Tuesday, October 9, 2012

Defining our lists of PGx information

With the increasing implementation of pharmacogenomics knowledge we are often asked "What is the difference between the CPIC gene list, VIP list and the Clinical Annotations list on PharmGKB?"

Here we clarify their contents:

VIP genes (purple layer of the PharmGKB Knowledge Pyramid)
This is a list of Very Important Pharmacogenes for which the PharmGKB curators have written a concise review about the gene from the published literature. These summaries are useful for research purposes and background knowledge. These are genes with a known role in the pharmacokinetics or pharmacodynamics of drugs but associations with VIP genes may not necessarily translate into therapeutic recommendations for the clinic. This list is added to as new VIP summaries are written and published, and VIP summaries are periodically reviewed and updated.

Clinical Annotations (blue layer of the PharmGKB Knowledge Pyramid)
The PharmGKB Clinical Annotations cover the full spectrum of pharmacogenetic associations between a particular genetic variant and a drug, from low levels of evidence (e.g. in vitro assays only) to those that are implemented in the clinic. The likely drug response is outlined for each genotype of the genetic variant. Clinical Annotations below Level 1A may not yet be clinically actionable.

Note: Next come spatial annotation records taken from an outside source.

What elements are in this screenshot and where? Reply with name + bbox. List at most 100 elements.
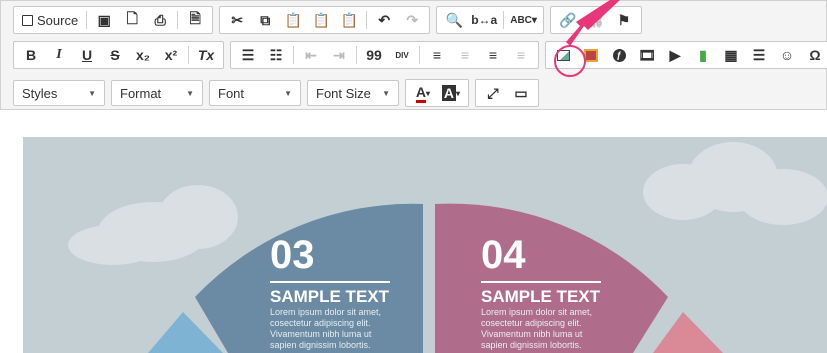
copy-icon: ⧉ (260, 11, 271, 28)
preview-icon: 🗋 (126, 10, 138, 26)
segment-04: 04 SAMPLE TEXT Lorem ipsum dolor sit ame… (481, 233, 601, 351)
outdent-button[interactable]: ⇤ (298, 44, 324, 66)
bold-button[interactable]: B (18, 44, 44, 66)
cut-button[interactable]: ✂ (224, 9, 250, 31)
spellcheck-icon: ABC▾ (510, 14, 537, 26)
chevron-down-icon: ▾ (456, 88, 461, 98)
paste-word-button[interactable]: 📋 (336, 9, 362, 31)
source-button[interactable]: Source (18, 9, 82, 31)
align-center-button[interactable]: ≡ (452, 44, 478, 66)
media-button[interactable]: ▮ (690, 44, 716, 66)
show-blocks-icon: ▭ (514, 84, 528, 101)
segment-04-number: 04 (481, 233, 526, 277)
replace-button[interactable]: b↔a (469, 9, 499, 31)
separator (419, 46, 420, 64)
justify-button[interactable]: ≡ (508, 44, 534, 66)
align-left-icon: ≡ (432, 47, 442, 63)
separator (356, 46, 357, 64)
remove-format-button[interactable]: Tx (193, 44, 219, 66)
redo-button[interactable]: ↷ (399, 9, 425, 31)
subscript-button[interactable]: x₂ (130, 44, 156, 66)
chevron-down-icon: ▼ (382, 88, 390, 98)
flash-icon: ƒ (612, 48, 626, 62)
paste-icon: 📋 (284, 11, 302, 28)
div-button[interactable]: DIV (389, 44, 415, 66)
format-dropdown[interactable]: Format ▼ (111, 80, 203, 106)
align-center-icon: ≡ (460, 47, 470, 63)
bulleted-list-button[interactable]: ☷ (263, 44, 289, 66)
basicstyles-group: B I U S x₂ x² Tx (13, 41, 224, 69)
font-size-dropdown[interactable]: Font Size ▼ (307, 80, 399, 106)
separator (503, 11, 505, 29)
paste-word-icon: 📋 (340, 11, 358, 28)
styles-dropdown[interactable]: Styles ▼ (13, 80, 105, 106)
video-button[interactable]: 🎞 (634, 44, 660, 66)
video-icon: 🎞 (638, 46, 656, 63)
bg-color-button[interactable]: A ▾ (438, 82, 464, 104)
templates-icon: 🗎 (189, 10, 201, 26)
annotation-arrow-icon (566, 0, 620, 46)
editor-content-image: 03 SAMPLE TEXT Lorem ipsum dolor sit ame… (23, 137, 827, 353)
superscript-button[interactable]: x² (158, 44, 184, 66)
iframe-icon (584, 48, 598, 62)
blockquote-button[interactable]: 99 (361, 44, 387, 66)
strike-button[interactable]: S (102, 44, 128, 66)
underline-button[interactable]: U (74, 44, 100, 66)
source-icon (22, 14, 33, 26)
divider (481, 281, 601, 283)
paste-button[interactable]: 📋 (280, 9, 306, 31)
copy-button[interactable]: ⧉ (252, 9, 278, 31)
paste-text-icon: 📋 (312, 11, 330, 28)
italic-button[interactable]: I (46, 44, 72, 66)
show-blocks-button[interactable]: ▭ (508, 82, 534, 104)
numbered-list-button[interactable]: ☰ (235, 44, 261, 66)
redo-icon: ↷ (406, 11, 419, 28)
styles-label: Styles (22, 85, 58, 101)
paragraph-group: ☰ ☷ ⇤ ⇥ 99 DIV ≡ ≡ ≡ ≡ (230, 41, 539, 69)
find-button[interactable]: 🔍 (441, 9, 467, 31)
print-button[interactable]: ⎙ (147, 9, 173, 31)
special-char-button[interactable]: Ω (802, 44, 827, 66)
chevron-down-icon: ▼ (186, 88, 194, 98)
format-label: Format (120, 85, 162, 101)
indent-icon: ⇥ (333, 46, 345, 63)
spellcheck-button[interactable]: ABC▾ (508, 9, 539, 31)
align-left-button[interactable]: ≡ (424, 44, 450, 66)
print-icon: ⎙ (154, 11, 166, 28)
font-label: Font (218, 85, 245, 101)
templates-button[interactable]: 🗎 (182, 9, 208, 31)
smiley-button[interactable]: ☺ (774, 44, 800, 66)
indent-button[interactable]: ⇥ (326, 44, 352, 66)
youtube-icon: ▶ (669, 46, 681, 63)
separator (86, 11, 88, 29)
font-dropdown[interactable]: Font ▼ (209, 80, 301, 106)
bulleted-list-icon: ☷ (269, 46, 283, 63)
horizontal-rule-button[interactable]: ☰ (746, 44, 772, 66)
replace-icon: b↔a (471, 13, 498, 27)
segment-04-body: Lorem ipsum dolor sit amet, cosectetur a… (481, 307, 593, 350)
divider (270, 281, 390, 283)
paste-text-button[interactable]: 📋 (308, 9, 334, 31)
save-icon: ▣ (97, 11, 111, 28)
align-right-button[interactable]: ≡ (480, 44, 506, 66)
text-color-button[interactable]: A ▾ (410, 82, 436, 104)
segment-04-title: SAMPLE TEXT (481, 287, 601, 306)
undo-button[interactable]: ↶ (371, 9, 397, 31)
table-button[interactable]: ▦ (718, 44, 744, 66)
segment-03-number: 03 (270, 233, 315, 277)
separator (366, 11, 368, 29)
youtube-button[interactable]: ▶ (662, 44, 688, 66)
font-size-label: Font Size (316, 85, 371, 101)
film-icon: ▮ (699, 46, 707, 63)
separator (188, 46, 189, 64)
maximize-icon: ⤢ (487, 84, 499, 101)
save-button[interactable]: ▣ (91, 9, 117, 31)
separator (293, 46, 294, 64)
numbered-list-icon: ☰ (241, 46, 255, 63)
preview-button[interactable]: 🗋 (119, 9, 145, 31)
maximize-button[interactable]: ⤢ (480, 82, 506, 104)
undo-icon: ↶ (378, 11, 391, 28)
separator (177, 11, 179, 29)
clipboard-group: ✂ ⧉ 📋 📋 📋 ↶ ↷ (219, 6, 431, 34)
editing-group: 🔍 b↔a ABC▾ (436, 6, 544, 34)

CPIC Gene-Drug Pairs (top green layer of the PharmGKB Knowledge Pyramid)

This is a list of gene and drug combinations for which consensus genotype-based therapeutic recommendations for clinical practice can be made. CPIC guidelines are only written for pharmacogenetic associations that are clinically actionable. This list is updated as new CPIC guidelines are published or new suggestions for important gene-drug pairs are discussed by the CPIC group. Read more about CPIC and view the published CPIC genotype-based dosing guidelines.

Read more in the Overview of the PharmGKB
Read the recent PharmGKB publication

The PharmGKB Knowledge Pyramid


Monday, October 8, 2012

New pathway: Vemurafenib Pathway, Pharmacodynamics

We have added a new pathway: Vemurafenib PD pathway to our pathway collections. 

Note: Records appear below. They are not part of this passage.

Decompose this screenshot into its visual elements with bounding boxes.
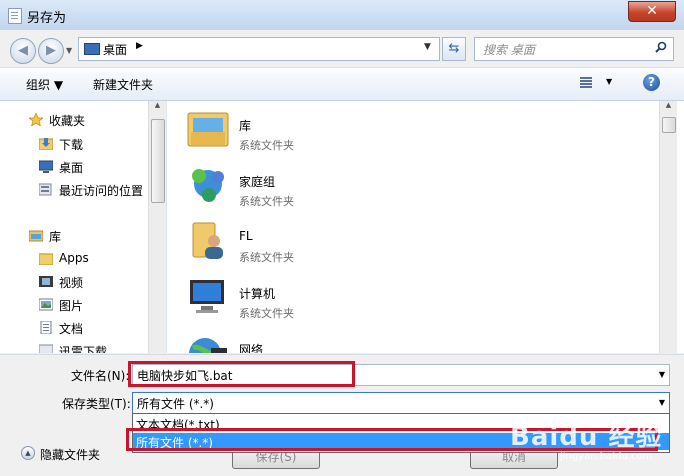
file-item-name: 网络 xyxy=(239,343,264,353)
filetype-label: 保存类型(T): xyxy=(62,397,131,411)
filename-label: 文件名(N): xyxy=(71,369,130,383)
nav-item-label: 图片 xyxy=(59,299,84,313)
filetype-value[interactable]: 所有文件 (*.*) xyxy=(137,395,214,412)
search-input[interactable]: 搜索 桌面 xyxy=(474,37,674,61)
help-icon[interactable]: ? xyxy=(643,74,660,91)
filetype-select[interactable]: 所有文件 (*.*) ▼ xyxy=(132,392,670,414)
nav-item-label: Apps xyxy=(59,251,89,265)
filetype-dropdown-icon[interactable]: ▼ xyxy=(659,398,665,407)
scroll-up-arrow-icon[interactable]: ▲ xyxy=(149,101,166,117)
nav-item-label: 视频 xyxy=(59,276,84,290)
video-icon xyxy=(39,276,53,287)
nav-item-label: 迅雷下载 xyxy=(59,345,108,353)
search-icon[interactable] xyxy=(655,41,667,56)
network-icon xyxy=(189,338,227,353)
nav-item-label: 最近访问的位置 xyxy=(59,184,144,198)
file-list: 库 系统文件夹 家庭组 系统文件夹 FL 系统文件夹 计算机 系统文件夹 网络 … xyxy=(167,101,684,353)
document-icon xyxy=(40,321,52,334)
nav-item-label: 桌面 xyxy=(59,161,84,175)
organize-button[interactable]: 组织 ▼ xyxy=(26,76,63,93)
watermark-url: jingyan.baidu.com xyxy=(560,451,653,462)
refresh-button[interactable]: ⇆ xyxy=(442,37,466,61)
file-item-network[interactable]: 网络 xyxy=(183,329,483,353)
scroll-thumb[interactable] xyxy=(151,119,165,203)
title-bar[interactable]: 另存为 ✕ xyxy=(0,0,684,30)
file-item-homegroup[interactable]: 家庭组 系统文件夹 xyxy=(183,161,483,211)
address-bar[interactable]: 桌面 ▶ ▼ xyxy=(78,37,440,61)
file-item-user-fl[interactable]: FL 系统文件夹 xyxy=(183,217,483,267)
recent-places-icon xyxy=(39,183,52,196)
nav-pane-scrollbar[interactable]: ▲ xyxy=(148,101,166,353)
desktop-icon xyxy=(84,43,100,55)
save-as-dialog: 另存为 ✕ ◀ ▶ ▼ 桌面 ▶ ▼ ⇆ 搜索 桌面 组织 ▼ 新建文件夹 ▼ … xyxy=(0,0,684,476)
nav-item-label: 下载 xyxy=(59,138,84,152)
file-item-type: 系统文件夹 xyxy=(239,139,294,152)
hide-folders-toggle[interactable]: 隐藏文件夹 xyxy=(40,446,100,463)
library-icon xyxy=(29,230,43,242)
user-folder-icon xyxy=(192,222,223,259)
folder-icon xyxy=(39,253,53,265)
back-button[interactable]: ◀ xyxy=(10,38,36,64)
desktop-icon xyxy=(39,160,53,173)
close-button[interactable]: ✕ xyxy=(628,1,676,22)
homegroup-icon xyxy=(192,169,224,202)
file-list-scrollbar[interactable]: ▲ xyxy=(659,101,677,353)
nav-item-label: 库 xyxy=(49,230,62,244)
address-dropdown-icon[interactable]: ▼ xyxy=(424,42,431,52)
file-item-type: 系统文件夹 xyxy=(239,195,294,208)
notepad-icon xyxy=(8,8,22,24)
download-folder-icon xyxy=(39,138,53,150)
file-item-type: 系统文件夹 xyxy=(239,307,294,320)
forward-button[interactable]: ▶ xyxy=(38,38,64,64)
file-item-name: 库 xyxy=(239,119,252,133)
history-dropdown-icon[interactable]: ▼ xyxy=(66,46,72,55)
new-folder-button[interactable]: 新建文件夹 xyxy=(93,76,153,93)
breadcrumb-arrow-icon[interactable]: ▶ xyxy=(136,41,143,51)
scroll-up-arrow-icon[interactable]: ▲ xyxy=(660,101,677,117)
filename-dropdown-icon[interactable]: ▼ xyxy=(659,370,665,379)
nav-item-label: 文档 xyxy=(59,322,84,336)
picture-icon xyxy=(39,298,53,311)
file-item-type: 系统文件夹 xyxy=(239,251,294,264)
navigation-pane: 收藏夹 下载 桌面 最近访问的位置 库 Apps 视频 图片 文档 迅雷下载 ▲ xyxy=(0,101,167,353)
file-item-libraries[interactable]: 库 系统文件夹 xyxy=(183,105,483,155)
file-item-computer[interactable]: 计算机 系统文件夹 xyxy=(183,273,483,323)
window-title: 另存为 xyxy=(27,11,67,26)
thunder-download-icon xyxy=(39,344,53,353)
views-dropdown-icon[interactable]: ▼ xyxy=(606,77,612,86)
star-icon xyxy=(29,113,43,126)
toolbar: 组织 ▼ 新建文件夹 ▼ ? xyxy=(0,67,684,101)
scroll-thumb[interactable] xyxy=(662,117,676,133)
filename-highlight-box xyxy=(128,361,355,387)
nav-item-label: 收藏夹 xyxy=(49,114,86,128)
file-item-name: FL xyxy=(239,229,253,243)
address-location[interactable]: 桌面 xyxy=(103,41,127,58)
file-item-name: 计算机 xyxy=(239,287,276,301)
collapse-icon[interactable]: ▲ xyxy=(21,446,35,460)
search-placeholder: 搜索 桌面 xyxy=(483,43,535,57)
library-folder-icon xyxy=(187,112,229,147)
views-icon[interactable] xyxy=(580,76,592,89)
watermark-logo: Baidu 经验 xyxy=(510,422,663,452)
computer-icon xyxy=(190,280,224,313)
file-item-name: 家庭组 xyxy=(239,175,276,189)
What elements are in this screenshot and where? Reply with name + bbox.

Vemurafenib (marketed as ZELBORAF) is an oral BRAF inhibitor used to treat late-stage melanoma.  It specifically targets the mutant BRAF protein (V600E isoform) that is found in approximately half of all cases of melanoma. Vemurafenib is a personalized targeted therapy and it is only designed to be used in patients with the BRAF V600E mutation, but not for use in patients with wild-type BRAF melanoma.

PharmGKB Vemurafenib PD pathway describes the mechanism of action of vemurafenib and how it blocks tumor cell proliferation and survival via targeting BRAF V600E to effectively inhibit the MAPK signaling pathway. 

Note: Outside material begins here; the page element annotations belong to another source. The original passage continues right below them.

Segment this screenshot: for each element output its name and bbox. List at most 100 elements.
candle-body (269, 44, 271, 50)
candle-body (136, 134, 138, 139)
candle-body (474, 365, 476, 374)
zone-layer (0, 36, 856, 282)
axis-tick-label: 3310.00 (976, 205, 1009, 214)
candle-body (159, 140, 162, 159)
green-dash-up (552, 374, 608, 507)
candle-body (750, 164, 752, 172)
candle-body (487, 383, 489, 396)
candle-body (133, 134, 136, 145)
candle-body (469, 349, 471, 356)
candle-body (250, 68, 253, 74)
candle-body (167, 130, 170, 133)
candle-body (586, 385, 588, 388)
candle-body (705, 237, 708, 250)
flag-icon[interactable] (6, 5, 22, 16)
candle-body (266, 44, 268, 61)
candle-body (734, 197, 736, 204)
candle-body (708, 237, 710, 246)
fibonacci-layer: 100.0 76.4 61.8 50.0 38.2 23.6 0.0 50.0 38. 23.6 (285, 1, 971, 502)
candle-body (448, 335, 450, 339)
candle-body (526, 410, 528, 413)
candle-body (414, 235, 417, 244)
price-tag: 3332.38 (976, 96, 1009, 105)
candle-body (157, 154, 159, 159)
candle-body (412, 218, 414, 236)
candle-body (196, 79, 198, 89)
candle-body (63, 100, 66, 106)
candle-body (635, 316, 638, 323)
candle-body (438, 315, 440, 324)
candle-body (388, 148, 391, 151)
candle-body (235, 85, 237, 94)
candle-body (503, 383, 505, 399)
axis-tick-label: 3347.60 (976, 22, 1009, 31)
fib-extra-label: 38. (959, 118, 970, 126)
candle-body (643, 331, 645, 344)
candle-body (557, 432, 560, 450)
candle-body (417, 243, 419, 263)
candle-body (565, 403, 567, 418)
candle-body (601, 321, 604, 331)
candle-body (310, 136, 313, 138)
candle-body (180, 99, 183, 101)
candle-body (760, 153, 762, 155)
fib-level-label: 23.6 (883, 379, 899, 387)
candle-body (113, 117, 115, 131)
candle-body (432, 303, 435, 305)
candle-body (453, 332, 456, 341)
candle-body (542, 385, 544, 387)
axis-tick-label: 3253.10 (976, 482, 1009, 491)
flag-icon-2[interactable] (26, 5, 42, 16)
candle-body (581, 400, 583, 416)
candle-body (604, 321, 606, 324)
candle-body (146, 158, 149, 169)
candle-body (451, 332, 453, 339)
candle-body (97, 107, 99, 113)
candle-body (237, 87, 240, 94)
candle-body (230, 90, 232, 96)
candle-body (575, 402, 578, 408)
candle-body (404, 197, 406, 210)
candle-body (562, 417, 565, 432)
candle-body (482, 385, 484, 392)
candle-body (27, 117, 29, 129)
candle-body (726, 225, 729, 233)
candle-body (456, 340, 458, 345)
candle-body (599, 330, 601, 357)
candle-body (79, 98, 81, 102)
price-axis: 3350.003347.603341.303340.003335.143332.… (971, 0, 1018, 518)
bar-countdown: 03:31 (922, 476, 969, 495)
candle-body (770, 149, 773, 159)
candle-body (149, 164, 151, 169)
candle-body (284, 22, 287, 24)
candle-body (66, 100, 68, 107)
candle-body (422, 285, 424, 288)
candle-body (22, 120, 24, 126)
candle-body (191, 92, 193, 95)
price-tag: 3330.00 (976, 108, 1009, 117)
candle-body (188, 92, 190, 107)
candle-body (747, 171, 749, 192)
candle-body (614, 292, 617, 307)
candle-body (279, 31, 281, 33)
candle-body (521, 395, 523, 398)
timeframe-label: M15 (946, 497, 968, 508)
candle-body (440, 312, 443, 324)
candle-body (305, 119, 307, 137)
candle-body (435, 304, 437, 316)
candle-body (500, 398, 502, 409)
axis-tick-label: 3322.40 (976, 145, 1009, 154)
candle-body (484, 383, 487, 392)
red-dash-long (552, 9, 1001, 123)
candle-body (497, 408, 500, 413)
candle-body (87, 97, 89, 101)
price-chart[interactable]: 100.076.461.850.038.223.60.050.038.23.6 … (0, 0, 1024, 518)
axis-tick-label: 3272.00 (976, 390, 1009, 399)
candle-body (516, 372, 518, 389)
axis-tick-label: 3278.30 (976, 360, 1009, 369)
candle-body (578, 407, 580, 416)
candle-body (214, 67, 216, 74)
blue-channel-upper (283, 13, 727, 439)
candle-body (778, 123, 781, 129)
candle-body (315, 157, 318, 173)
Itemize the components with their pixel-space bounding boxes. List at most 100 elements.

View or download the pathway at Vemurafenib PD pathway.

View all pathways at PharmGKB.

Friday, October 5, 2012

PharmGKB welcomes Daniel Klein to the team

We are pleased to welcome curator Daniel Klein to the PharmGKB team. Daniel recently graduated from the University of California, San Diego. His background is physics (specializing in astrophysics) with minors in biology, chemistry, and psychology. During his senior year at UCSD, Daniel worked as a part-time curator for the PharmGKB. We thank UCSD for providing Daniel a broad introduction to pharmacogenomics during his graduate course which included lectures from such PGx notables including Darrell Abernethy and Richard Weinshilboum.